Gbong Gwom Jos
- Reign: 1 April 2004 to 7 March 2009 (~5 years)
- Coronation: Accession on 1 April 2004Official presentation of staff of office by His Excellency, Joshua Dariye on 17 April 2004
- Predecessor: Fom Bot
- Successor: Jacob Gyang Buba
- Born: Victor Dung Pam 4 March 1936 Nyango-Gyel, British Nigeria (present-day Plateau State, Nigeria)
- Died: 7 March 2009 (aged 73) JUTH, Jos
- Burial: 29 March 2009 Gbong Gwom Jos Palace, Jos.
- Spouse: Edith Pam
- House: selected through election by the kingmakers (Jos Joint Traditional Council) and approved by the Government of Plateau State
- Religion: Christianity
- Occupation: Police officer/ Traditional Ruler

= Victor Pam =

Nigerian police officer and monarch; 4th Gbong Gwom Jos (1936–2009)
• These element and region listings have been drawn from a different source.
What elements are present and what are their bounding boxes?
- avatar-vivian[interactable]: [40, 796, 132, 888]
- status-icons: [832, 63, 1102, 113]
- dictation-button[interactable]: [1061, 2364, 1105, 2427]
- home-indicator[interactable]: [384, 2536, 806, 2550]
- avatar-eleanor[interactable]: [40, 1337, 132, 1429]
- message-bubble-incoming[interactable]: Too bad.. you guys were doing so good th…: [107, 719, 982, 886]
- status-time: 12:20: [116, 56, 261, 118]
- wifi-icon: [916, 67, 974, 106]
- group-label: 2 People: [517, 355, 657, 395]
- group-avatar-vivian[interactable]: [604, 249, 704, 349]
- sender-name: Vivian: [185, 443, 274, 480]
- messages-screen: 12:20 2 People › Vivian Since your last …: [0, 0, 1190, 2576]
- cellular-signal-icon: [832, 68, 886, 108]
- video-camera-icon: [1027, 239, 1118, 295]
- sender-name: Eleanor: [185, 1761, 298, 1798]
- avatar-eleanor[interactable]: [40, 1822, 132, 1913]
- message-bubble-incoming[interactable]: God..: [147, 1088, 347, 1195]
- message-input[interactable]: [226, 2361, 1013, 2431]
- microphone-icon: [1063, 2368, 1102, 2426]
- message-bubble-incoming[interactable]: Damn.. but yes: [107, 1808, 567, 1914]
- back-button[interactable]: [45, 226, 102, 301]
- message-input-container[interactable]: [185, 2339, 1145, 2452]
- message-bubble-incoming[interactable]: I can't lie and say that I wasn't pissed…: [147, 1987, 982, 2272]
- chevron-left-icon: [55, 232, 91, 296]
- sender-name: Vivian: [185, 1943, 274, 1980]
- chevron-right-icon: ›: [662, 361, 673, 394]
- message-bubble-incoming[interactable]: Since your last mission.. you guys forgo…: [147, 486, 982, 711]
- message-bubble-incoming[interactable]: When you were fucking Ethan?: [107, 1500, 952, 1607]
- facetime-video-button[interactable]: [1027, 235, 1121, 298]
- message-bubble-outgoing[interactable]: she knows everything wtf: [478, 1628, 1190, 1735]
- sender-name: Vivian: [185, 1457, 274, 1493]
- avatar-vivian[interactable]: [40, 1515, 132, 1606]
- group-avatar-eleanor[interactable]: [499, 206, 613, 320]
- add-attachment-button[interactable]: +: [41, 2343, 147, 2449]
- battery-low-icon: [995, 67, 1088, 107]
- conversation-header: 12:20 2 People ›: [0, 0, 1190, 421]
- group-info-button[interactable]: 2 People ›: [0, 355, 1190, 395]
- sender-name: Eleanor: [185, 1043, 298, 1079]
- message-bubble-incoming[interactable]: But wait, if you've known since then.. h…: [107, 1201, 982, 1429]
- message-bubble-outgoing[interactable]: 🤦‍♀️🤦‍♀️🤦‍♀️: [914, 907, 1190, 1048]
Da. Victor Dung Pam DIG Rtd (4 March 1936 – 7 March 2009) was a Nigerian police officer, elder statesman and monarch who was the 4th Gbong Gwom Jos reigning from his accession on 1 April 2004 (two years after the demise of his predecessor Fom Bot) to his death on 7 March 2009. He was coronated on 17 April 2004 and presented with his official staff of office by His Excellency, Governor Joshua Dariye. He had previously attained the rank of Deputy Inspector General (DIG) in the Nigeria Police Force before his retirement. A highly patriotic father of his people, he is famously remembered as having taken drastic measures to curb the consumption of the illicit gin 'goskolo' amongst Berom youths. His almost 5-year brief reign was remarkable and saw him encourage all Berom families especially in the rural areas to send their children to school.